Цири увидела, как к мчащейся телеге галопом подлетает Геральт, как коротким, экономным ударом меча сметает с седла одного эльфа, а Венцк, подскочив с противоположной стороны, рубит второго, того, который стрелял в лошадей. Янник бросил вожжи и спрыгнул прямо под коня третьего скоя’таэля. Эльф поднялся на стременах и рубанул его мечом. Краснолюд упал. В тот же момент пылающий воз врезался между бьющимися противниками, разбросал их по сторонам. Цири в последний момент ухитрилась оттащить Трисс из-под копыт взбесившихся лошадей. С треском вырвалась вага, фургон подскочил, потерял колесо и перевернулся, раскидывая груз и тлеющие доски.

Цири подтащила чародейку к перевернутому возу Ярпена. Ей помог Паулье Дальберг, который вдруг оказался рядом, и обоих прикрыл Геральт, вогнав Плотву между ними и нападающими скоя’таэлями. Вокруг телеги закипел бой. Цири слышала удары клинков, крики, храп лошадей, стук копыт. Ярпен, Венцк и Геральт, окруженные эльфами со всех сторон, бились как ошалевшие черти.
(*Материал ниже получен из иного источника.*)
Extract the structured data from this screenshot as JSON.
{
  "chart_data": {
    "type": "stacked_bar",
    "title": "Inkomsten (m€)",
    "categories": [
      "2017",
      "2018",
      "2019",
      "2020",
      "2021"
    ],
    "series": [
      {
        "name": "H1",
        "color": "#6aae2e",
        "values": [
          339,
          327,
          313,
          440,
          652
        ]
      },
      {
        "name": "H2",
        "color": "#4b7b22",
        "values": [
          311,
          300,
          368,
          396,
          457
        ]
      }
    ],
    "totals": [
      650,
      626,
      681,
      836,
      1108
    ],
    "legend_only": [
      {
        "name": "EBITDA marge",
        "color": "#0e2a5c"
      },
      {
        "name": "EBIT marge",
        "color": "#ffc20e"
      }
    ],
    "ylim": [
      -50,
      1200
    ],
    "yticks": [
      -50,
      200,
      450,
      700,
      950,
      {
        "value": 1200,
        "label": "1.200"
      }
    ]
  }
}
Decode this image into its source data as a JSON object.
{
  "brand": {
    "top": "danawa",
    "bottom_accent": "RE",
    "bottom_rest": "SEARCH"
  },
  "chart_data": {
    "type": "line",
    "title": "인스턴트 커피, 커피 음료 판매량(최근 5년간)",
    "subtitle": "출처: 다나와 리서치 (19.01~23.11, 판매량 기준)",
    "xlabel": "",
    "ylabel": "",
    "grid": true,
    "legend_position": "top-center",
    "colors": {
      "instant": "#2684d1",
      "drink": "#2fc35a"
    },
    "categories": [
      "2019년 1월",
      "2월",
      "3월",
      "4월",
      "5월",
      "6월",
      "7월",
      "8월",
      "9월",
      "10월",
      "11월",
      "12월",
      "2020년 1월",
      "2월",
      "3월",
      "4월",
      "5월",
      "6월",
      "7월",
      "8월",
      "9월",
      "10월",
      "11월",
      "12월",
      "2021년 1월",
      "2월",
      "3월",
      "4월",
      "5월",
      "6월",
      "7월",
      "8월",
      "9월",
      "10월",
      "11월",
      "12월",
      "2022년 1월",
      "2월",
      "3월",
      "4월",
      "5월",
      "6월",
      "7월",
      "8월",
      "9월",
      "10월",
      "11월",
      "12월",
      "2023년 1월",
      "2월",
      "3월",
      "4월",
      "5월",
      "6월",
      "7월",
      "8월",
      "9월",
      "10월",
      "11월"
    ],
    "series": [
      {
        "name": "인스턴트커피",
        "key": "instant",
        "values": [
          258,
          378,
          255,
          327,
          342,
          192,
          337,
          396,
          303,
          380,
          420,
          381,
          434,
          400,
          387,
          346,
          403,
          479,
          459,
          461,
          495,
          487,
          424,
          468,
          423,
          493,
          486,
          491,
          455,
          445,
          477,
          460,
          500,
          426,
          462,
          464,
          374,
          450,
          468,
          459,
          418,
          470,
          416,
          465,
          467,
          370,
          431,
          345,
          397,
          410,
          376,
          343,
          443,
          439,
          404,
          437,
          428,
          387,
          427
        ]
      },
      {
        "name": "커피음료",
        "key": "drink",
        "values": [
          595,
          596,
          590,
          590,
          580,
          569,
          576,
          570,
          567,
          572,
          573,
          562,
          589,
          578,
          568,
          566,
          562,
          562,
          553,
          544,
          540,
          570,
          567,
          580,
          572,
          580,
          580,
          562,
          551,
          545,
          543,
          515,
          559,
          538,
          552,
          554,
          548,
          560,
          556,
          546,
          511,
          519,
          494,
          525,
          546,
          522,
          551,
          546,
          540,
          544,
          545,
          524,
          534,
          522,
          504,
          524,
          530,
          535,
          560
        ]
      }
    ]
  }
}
Неожиданно дерущихся раскидала упряжка Регана, борющегося на козлах с толстым низушком в кафтане из рысьего меха. Низушек сидел на Регане и пытался заколоть его длинным ножом.

Ярпен ловко заскочил на телегу, схватил низушка за шею и пинком выкинул за обрешетку. Реган пронзительно взвизгнул, схватил вожжи, хлестнул коней. Упряжка рванулась, телега покатилась, мгновенно набирая скорость.

– Кругом, Реган! – закричал Ярпен. – Кругом! Вокруг!

Телега вывернулась и снова ринулась на эльфов, раскидывая их.

Один подскочил, схватил правую пристяжную за удила, но не сумел удержать, инерция кинула его под копыта и колеса. Цири услышала ужасающий крик.

Второй эльф, скакавший рядом, наотмашь рубанул мечом. Ярпен уклонился, оружие звякнуло по поддерживающему полотно фургона обручу, инерция занесла эльфа вперед. Краснолюд вдруг сгорбился, резко махнул рукой. Скоя’таэль взвизгнул, напружинился в седле и тут же рухнул на землю. Между лопатками у него засел чекан.

– Ну давайте, сукины дети!!! – рычал Ярпен, крутя топором мельницу. – Который еще? Гони в круг, Реган! В круг!

Реган, тряся окровавленным чубом, ссутулившись на козлах под свист стрел, выл как сумасшедший и безжалостно стегал лошадей. Упряжка мчалась по тесному кругу, создавая подвижную, пылающую огнем и полыхающую дымом преграду вокруг перевернутой фуры, под которую Цири затащила почти потерявшую сознание чародейку.